Comparsa a 24 anni nel kolossal “Ben-Hur” come schiavo in una galea, a 26 anni fece il suo esordio ufficiale con Pietro Germi, che gli diede il ruolo di Rosario Mulè in “Divorzio all'italiana”, e poi due anni dopo quello di Antonio in “Sedotta e abbandonata”. A 32 anni fu pure protagonista di “Don Giovanni in Sicilia” di Alberto Lattuada. E a 72 dei “Vicerè” di Roberto Faenza, per cui ebbe la candidatura al David di Donatello come migliore attore protagonista e il Globo d'oro come miglior attore.

 

Epocale fu anche nel 1970 la sua interpretazione del marito di Delia Scala in “Signore e signora”: un varietà in sette puntate sulle vicende di una coppia di coniugi, che di fatto fu la prima sit com italiana, anche se la parola ancora non si usava. La sua battuta “mi vien che ridere” rimarrà un tormentone ricordato e ripetuto dal pubblico per anni. Fu un grandissimo successo però dagli esiti ambigui, perché appunto gli facilitò il decollo in quel ruolo anni ’70 che gli diede la popolarità ricordata, ma lo condannò per gran parte della critica a una immagine di “attore di serie B” di cui soffrì. A un certo punto disse anche di essere stato boicottato in quando di destra. Probabilmente per questo negli anni ’80 decise di lasciare il mondo della commedia sexy all'italiana. Per un po’ sarà protagonista in radio di Gran varietà con il grottesco “Buzzanco”, erede del personaggio televisivo inventato per la serie Signore e signora. Poi si darà al teatro, e nel 2005 otterrà in tv il grande successo della fiction “Mio figlio”, nel ruolo del padre di un ragazzo omosessuale.

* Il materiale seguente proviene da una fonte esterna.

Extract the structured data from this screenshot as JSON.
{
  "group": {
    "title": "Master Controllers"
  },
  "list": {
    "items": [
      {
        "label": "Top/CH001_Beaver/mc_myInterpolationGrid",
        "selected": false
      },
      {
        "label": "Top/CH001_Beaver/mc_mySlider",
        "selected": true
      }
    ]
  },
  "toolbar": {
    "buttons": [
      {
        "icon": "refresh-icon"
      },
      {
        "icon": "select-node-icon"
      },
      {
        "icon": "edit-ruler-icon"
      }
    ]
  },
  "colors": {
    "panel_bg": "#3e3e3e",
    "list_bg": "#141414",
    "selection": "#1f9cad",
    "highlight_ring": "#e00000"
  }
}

Alcuni successi tv degli anni successivi culminano nella serie del 2012 “Il restauratore”. Ma nel 2013 un tentativo di suicidio rivela il suo crescente disagio per la vecchiaia, accentuato con la morte della moglie, con cui era stato sposato per 57 anni. Riesce comunque ancora ad apparire al cinema e in tv fino al 2019. Negli ultimi anni era finito nelle cronache per scontri tra il figlio e una fidanzata giovane, da ultimo era stato ricoverato in una Rsa. È morto dopo la rottura di un femore per una caduta.